There is going to be a time where it is malpractice to rely on an algorithm, but at some point, it will be malpractice to not use an algorithm.
So while at first, people will not trust algorithms that replace human thought and intuition, making it likely to be considered malpractice to use it, later on, society and the legal world may recognise an algorithm as much more reliable than a person. They make fewer mistakes, they don’t fall asleep, they work a lot better, they work a lot faster and they don’t complain. And the question would then be: why didn’t you use an algorithm? That dividing line between ‘why did you’ and ‘why didn’t you’ is going to be hard to find, which is what law firms are afraid of.
What are your thoughts on smart contracts? Will they reduce the pie for lawyers?
Smart contracts have a role to play. Basically, a smart contract is code that is self-enforcing. For example, if the smart contract states that doors have to be locked to the AirBnB that you are renting by midnight, it would indeed be locked by midnight and one would lose access after midnight.
However, the problem with self-enforcing contracts is that contract law likes breach when necessary, and smart contracts do not easily allow that. In other words, smart contracts do not allow you to renegotiate and breach; the person is locked into a position. Sometimes, people want to breach the contract and then reach a mutual understanding with the other side. But a smart contract typically forbids this: once the contract is broken, there is no room to wiggle.
On the flip side, smart contracts are very efficient. You can have self-enforcing smart contracts with a million people. All that one has to do is to write the code and enforce it; the latter part is easy to do.
Do you think that small firms will be the first to be wiped out by legal technology?
Well, if a small firm is smart, they will adopt more capabilities sooner. They will look at the big firms and realise that to compete they will have to be more agile. A small firm may say: we’ll use the latest technology and tell the clients that we have this technology, so come to us. How does any firm compete with big firms? Either they give you personal service, charge you less, or they give you something that other law firms don’t have. Which might be technology.
There is a lot of legal tech out there, and its growing. Sometimes people call legal tech simply a better way to run a firm, more management tech than legal tech, how to bill better or how to find holes and inefficiencies. But some legal tech is ‘real legal tech’ which examines the law, and determines the outcome. So it’s a mixed bag.

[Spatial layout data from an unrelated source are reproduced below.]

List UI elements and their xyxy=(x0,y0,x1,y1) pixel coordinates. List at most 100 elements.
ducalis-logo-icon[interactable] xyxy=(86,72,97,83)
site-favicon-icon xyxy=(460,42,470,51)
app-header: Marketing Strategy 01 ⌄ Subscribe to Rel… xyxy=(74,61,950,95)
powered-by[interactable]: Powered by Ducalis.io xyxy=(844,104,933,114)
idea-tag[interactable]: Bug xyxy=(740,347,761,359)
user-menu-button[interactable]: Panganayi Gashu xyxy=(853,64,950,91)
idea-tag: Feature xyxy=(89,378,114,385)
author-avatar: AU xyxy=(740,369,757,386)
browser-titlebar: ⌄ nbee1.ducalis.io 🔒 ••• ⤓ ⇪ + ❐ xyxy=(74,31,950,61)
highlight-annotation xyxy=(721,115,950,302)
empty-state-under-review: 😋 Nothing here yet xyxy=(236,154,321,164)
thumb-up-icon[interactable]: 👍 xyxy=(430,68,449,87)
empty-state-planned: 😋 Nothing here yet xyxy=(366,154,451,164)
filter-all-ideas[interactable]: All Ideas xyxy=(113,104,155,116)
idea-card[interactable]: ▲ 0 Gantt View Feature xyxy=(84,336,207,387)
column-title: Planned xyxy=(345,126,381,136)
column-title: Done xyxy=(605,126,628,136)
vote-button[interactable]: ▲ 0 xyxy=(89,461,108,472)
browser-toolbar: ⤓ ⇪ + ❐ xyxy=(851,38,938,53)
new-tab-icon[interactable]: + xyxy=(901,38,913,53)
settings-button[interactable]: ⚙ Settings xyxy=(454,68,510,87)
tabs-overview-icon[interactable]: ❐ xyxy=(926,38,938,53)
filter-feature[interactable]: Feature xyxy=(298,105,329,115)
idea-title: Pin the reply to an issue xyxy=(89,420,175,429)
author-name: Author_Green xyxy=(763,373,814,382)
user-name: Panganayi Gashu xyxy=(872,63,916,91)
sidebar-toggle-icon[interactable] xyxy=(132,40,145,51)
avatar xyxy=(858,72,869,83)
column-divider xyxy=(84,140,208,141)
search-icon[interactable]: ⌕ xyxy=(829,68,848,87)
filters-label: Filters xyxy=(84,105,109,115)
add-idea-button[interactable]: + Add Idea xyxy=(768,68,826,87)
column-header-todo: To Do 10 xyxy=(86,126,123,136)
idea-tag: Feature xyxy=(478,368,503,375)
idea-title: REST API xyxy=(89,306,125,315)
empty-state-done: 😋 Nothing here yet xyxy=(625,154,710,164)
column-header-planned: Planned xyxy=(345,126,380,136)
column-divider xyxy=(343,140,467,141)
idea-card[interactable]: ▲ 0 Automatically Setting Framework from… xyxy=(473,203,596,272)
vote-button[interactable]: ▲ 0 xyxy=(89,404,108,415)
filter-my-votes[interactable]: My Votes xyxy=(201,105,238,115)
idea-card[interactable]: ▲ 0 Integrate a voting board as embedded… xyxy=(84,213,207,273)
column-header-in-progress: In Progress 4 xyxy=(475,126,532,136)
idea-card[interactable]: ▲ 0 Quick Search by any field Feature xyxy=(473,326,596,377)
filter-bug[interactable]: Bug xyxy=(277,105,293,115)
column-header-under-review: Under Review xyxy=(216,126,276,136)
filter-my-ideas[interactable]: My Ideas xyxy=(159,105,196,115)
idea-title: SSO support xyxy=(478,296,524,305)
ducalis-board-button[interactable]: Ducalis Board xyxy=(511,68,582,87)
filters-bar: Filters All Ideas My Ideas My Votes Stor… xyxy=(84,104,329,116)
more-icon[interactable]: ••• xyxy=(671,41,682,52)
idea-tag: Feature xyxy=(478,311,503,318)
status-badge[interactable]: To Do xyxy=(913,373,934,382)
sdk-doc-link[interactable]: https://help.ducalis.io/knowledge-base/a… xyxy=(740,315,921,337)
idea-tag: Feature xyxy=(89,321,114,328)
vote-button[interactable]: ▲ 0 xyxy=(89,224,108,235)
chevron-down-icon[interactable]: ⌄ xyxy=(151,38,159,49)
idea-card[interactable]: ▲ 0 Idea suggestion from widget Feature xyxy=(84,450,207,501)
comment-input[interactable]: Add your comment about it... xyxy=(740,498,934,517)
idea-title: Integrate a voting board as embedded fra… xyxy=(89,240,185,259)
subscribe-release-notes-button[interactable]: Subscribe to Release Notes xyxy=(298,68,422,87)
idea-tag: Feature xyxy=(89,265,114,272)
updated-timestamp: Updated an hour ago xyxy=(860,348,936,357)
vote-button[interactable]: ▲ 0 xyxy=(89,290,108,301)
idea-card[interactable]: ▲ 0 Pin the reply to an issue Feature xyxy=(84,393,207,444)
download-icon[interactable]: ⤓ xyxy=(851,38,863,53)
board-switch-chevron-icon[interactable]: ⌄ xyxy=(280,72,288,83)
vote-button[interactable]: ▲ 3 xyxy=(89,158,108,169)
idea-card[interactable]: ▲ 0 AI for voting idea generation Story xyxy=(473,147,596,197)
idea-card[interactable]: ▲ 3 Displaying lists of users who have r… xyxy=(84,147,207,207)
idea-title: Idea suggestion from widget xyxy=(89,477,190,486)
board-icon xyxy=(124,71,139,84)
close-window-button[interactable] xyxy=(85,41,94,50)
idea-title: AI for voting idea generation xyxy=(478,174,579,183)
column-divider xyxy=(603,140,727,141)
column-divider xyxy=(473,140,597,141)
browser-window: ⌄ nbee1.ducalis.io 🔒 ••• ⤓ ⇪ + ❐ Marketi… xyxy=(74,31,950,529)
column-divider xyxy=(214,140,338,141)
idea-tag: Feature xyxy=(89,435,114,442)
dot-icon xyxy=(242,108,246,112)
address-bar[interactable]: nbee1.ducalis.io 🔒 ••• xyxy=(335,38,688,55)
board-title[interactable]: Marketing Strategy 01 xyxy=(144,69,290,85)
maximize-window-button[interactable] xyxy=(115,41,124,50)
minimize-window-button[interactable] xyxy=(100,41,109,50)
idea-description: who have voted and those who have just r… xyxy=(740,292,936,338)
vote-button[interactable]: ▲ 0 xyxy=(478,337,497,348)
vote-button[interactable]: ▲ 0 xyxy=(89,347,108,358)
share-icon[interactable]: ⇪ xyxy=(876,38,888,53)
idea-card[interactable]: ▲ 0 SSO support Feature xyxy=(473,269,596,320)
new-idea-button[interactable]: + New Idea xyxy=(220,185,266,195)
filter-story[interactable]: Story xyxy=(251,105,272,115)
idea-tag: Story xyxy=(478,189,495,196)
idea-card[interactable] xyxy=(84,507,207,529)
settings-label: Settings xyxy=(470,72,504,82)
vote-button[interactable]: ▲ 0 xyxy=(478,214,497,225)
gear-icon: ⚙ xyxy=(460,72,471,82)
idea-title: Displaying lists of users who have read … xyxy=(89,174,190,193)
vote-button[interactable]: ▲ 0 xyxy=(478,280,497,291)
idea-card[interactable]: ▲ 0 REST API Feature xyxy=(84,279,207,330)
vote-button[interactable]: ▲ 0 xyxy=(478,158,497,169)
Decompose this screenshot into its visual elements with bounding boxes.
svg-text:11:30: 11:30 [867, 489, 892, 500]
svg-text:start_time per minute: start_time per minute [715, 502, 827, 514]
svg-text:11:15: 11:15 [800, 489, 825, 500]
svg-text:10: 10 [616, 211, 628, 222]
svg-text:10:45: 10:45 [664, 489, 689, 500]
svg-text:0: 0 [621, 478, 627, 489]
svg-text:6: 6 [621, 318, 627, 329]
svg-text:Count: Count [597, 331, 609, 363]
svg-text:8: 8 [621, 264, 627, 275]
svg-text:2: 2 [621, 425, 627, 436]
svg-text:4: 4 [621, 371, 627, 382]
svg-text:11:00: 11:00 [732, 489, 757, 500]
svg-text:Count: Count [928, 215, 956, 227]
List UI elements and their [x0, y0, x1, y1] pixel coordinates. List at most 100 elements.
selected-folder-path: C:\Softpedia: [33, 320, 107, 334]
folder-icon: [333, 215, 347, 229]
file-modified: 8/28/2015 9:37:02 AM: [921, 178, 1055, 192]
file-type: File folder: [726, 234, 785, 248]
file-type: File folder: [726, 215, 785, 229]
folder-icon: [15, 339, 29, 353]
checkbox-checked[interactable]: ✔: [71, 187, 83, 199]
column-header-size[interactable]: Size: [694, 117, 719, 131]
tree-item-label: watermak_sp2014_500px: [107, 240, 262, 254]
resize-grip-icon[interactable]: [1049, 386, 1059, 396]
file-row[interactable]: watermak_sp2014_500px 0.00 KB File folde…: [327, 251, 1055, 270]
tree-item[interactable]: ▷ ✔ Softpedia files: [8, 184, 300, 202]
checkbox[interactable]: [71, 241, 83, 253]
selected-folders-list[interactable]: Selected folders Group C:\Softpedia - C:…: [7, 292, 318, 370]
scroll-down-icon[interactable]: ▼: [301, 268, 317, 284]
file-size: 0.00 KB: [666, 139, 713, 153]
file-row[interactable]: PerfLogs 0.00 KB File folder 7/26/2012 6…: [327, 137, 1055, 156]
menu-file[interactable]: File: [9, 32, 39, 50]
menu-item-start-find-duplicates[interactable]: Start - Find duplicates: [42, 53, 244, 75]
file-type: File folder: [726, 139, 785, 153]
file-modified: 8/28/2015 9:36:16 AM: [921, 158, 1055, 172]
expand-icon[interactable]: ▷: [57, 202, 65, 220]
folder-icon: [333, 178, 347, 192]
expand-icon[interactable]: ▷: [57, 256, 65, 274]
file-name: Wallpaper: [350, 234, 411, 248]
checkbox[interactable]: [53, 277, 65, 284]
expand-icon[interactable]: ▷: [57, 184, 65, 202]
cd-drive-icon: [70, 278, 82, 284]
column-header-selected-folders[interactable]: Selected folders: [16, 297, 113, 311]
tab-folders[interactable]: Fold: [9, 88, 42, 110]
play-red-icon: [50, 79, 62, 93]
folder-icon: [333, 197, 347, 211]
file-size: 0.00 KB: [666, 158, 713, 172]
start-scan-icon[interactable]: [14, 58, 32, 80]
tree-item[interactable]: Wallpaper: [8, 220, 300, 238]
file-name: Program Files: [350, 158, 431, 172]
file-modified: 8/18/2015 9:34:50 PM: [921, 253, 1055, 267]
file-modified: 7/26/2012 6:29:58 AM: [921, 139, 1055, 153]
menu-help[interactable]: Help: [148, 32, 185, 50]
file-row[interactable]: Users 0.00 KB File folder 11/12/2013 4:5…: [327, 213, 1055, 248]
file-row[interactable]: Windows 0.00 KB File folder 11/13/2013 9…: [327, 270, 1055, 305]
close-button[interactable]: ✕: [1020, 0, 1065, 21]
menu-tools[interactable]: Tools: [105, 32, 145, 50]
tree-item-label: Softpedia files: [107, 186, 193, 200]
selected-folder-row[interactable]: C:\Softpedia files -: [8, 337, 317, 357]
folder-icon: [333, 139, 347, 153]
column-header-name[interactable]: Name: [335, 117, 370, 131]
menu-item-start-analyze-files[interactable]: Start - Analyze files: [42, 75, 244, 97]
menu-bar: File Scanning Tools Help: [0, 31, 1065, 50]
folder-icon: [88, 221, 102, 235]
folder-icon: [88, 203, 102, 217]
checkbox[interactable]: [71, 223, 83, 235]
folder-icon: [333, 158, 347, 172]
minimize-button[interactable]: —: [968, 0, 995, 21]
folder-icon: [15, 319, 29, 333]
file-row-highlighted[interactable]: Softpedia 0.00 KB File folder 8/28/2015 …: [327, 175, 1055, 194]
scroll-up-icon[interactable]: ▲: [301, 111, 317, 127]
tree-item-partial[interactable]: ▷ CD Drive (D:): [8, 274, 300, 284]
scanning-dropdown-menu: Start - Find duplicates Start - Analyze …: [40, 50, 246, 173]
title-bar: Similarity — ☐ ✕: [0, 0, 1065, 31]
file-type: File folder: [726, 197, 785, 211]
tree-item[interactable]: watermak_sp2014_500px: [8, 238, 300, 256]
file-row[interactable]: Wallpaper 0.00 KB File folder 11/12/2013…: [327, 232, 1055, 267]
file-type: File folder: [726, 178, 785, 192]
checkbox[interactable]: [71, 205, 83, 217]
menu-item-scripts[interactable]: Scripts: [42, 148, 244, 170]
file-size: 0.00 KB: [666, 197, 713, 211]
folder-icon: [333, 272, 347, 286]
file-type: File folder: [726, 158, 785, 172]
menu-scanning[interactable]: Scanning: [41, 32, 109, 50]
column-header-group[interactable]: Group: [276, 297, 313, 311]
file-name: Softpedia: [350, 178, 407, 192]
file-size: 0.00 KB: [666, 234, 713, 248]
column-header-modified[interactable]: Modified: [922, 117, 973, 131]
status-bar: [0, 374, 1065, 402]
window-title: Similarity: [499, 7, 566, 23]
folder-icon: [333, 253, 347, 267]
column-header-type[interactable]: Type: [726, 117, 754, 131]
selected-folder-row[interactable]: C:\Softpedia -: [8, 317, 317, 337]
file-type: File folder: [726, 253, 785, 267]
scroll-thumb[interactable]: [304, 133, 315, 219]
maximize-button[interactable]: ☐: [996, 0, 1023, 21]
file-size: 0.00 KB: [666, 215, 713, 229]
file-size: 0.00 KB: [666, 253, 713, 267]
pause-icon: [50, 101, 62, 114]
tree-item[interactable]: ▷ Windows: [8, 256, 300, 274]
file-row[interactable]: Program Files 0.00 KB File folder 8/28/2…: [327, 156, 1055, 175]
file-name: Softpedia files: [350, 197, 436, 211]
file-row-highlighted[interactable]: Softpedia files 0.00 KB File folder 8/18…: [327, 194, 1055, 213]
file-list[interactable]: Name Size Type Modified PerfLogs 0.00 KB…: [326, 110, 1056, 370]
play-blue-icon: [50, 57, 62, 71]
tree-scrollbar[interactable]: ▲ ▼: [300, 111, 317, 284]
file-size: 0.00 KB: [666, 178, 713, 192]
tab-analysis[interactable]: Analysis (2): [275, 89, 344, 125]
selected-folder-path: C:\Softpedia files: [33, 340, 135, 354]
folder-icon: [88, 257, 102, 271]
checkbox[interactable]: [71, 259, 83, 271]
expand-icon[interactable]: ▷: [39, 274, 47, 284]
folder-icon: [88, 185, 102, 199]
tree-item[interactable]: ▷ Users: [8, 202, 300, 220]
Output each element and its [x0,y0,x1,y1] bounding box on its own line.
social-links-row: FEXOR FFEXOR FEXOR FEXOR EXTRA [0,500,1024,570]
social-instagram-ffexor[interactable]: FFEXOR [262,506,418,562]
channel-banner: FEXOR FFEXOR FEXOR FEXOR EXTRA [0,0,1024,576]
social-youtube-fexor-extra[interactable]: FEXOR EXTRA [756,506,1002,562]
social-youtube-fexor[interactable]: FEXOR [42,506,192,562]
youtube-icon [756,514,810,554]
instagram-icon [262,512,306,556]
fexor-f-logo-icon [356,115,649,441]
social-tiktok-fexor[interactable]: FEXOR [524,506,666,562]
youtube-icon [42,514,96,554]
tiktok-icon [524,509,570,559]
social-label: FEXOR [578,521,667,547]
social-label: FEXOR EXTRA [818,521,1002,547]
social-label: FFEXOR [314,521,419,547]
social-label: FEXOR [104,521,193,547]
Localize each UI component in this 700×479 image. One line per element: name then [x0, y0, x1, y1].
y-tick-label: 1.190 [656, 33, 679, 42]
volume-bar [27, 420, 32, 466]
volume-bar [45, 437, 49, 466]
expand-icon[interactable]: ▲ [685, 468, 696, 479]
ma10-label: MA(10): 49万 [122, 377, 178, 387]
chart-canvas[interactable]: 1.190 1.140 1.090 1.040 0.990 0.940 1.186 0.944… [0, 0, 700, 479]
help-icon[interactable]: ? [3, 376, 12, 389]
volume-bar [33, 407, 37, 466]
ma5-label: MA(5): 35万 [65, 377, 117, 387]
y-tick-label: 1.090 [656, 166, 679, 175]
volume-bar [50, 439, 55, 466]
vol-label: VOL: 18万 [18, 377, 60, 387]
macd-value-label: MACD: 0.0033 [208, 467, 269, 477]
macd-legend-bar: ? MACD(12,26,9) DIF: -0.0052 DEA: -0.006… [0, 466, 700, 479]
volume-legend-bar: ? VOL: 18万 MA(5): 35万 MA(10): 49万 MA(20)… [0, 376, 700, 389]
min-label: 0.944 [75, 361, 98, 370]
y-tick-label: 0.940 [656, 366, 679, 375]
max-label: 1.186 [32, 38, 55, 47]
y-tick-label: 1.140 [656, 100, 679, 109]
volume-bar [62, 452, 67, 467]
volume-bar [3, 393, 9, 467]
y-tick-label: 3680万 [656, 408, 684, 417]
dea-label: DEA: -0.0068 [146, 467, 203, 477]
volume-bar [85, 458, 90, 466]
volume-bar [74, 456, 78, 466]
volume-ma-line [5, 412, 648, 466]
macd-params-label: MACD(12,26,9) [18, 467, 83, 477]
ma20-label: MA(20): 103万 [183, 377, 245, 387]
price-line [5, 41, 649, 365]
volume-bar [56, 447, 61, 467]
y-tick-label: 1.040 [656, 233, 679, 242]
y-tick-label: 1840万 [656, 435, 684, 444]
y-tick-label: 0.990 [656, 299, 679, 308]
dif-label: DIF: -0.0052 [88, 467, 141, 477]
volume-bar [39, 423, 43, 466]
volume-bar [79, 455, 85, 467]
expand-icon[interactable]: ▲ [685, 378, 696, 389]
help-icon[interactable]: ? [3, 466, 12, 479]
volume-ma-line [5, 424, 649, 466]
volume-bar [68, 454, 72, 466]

How can legal tech firms make their technology more attractive? What should they consider when promoting the adoption of their technology?
One way is to find the lawyers that want to be efficient. Some legal tech firms I know approach the in-house attorneys and pitch their technology as a cheaper alternative to hiring a big law firm since the law firms themselves do not have the will to adopt these technologies.
You could also do what LexisNexis and Westlaw did when I was a student, offering their service free to law students and even rewarding students for using it. They had an expensive product and were trying to convince law firms to use it. So they approached law students and trained them to use their technology as the way to do legal research. When law students enter a firm which does not use the legal tech they have found useful in school, they may influence a firm to adopt that technology.
This interview has been edited for brevity.